The Social Welfare Council has tightened the noose on the local non-governmental organisations by putting a number of conditions before getting their project proposals approved.
In a recently revised project proposal format, the council has made the provision that the non-governmental organisations should not propose any activities that have been barred by the country’s laws. Although the provision has not specified any law, officials told the Post it was made to discourage the NGOs from engaging in any activities that are related to religious conversion and can create social disharmony.
“Civil Code has clearly made provision of penalty for the activities related to religious conversion,” said Rajendra Poudel, member secretary at the council. “The new provision will help the authority to check if any project proposal has a provision that is contrary to this provision.”

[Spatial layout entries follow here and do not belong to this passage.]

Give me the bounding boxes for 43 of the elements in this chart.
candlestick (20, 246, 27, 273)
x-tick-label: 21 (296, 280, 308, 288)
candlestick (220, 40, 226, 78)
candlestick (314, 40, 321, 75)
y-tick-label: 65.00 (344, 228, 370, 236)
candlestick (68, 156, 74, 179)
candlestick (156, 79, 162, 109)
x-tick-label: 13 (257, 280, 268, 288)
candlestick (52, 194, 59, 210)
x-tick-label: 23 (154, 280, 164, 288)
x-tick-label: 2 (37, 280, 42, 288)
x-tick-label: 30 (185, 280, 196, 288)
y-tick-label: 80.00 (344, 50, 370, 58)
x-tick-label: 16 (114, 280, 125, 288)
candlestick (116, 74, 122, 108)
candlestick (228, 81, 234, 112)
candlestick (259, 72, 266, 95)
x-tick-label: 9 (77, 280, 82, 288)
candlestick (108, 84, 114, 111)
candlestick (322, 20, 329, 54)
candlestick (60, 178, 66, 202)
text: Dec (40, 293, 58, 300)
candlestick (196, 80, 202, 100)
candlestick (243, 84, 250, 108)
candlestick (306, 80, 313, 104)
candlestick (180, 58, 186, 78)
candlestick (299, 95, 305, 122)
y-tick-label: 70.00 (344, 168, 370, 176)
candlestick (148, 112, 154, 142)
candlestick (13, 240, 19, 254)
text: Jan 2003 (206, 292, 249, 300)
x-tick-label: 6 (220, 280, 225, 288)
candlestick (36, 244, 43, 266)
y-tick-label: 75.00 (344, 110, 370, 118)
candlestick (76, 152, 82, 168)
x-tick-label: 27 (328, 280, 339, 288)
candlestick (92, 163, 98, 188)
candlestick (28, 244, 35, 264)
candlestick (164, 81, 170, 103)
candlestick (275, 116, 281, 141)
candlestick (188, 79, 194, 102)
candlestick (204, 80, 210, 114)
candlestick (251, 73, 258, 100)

According to another official at the council, who only agreed to speak on condition of anonymity, it will be also vigilant on NGOs that are focussed on advocacy-related works that contradict promotion of social harmony.
“As Development Cooperation Policy is also known as foreign aid policy, has prioritised infrastructure development, we also want local NGOs which receive funding from international agencies, to follow the policy,” the official said.
Such strict provision was earlier made only for the international non-governmental organisations. But Office of Auditor General, in its latest report, had named a number of local NGOs which were accused of acts to promote Christianity in the country.
Himalaya Bible Study Academy and Nepal Christian Bal Sishkya Sangati are among the NGOs named by the Auditor General’s Office that carried out activities to promote Christianity.
The Auditor General’s office has also recommended that while approving foreign aid, the government agency should discourage activities that affect religious and cultural unity of the country.
The council had not attached any condition for approving the project proposals as per the earlier version. But the official said that strict provision was made to discourage the tendency of some NGOs who carried out different activities than what they were approved for.
In a new format, the council has not allowed non-partner NGOs to receive fund from international NGOs. During the programme approval, the international groups also mention the local NGOs through which they would be mobilising their fund.
“But we have evidence to show that occasionally some international NGOs provided the fund to the NGOs which were not partner NGOs while getting programme approval from the council,” said Shiva Kumar Basnet, spokesperson at the council.
The council has also told the NGOs that they should not get a foreign fund going against the Money Laundering Prevention Act. It has already signed a memorandum of understanding with the Department of Money Laundering Investigation to discourage such acts in the social service sector.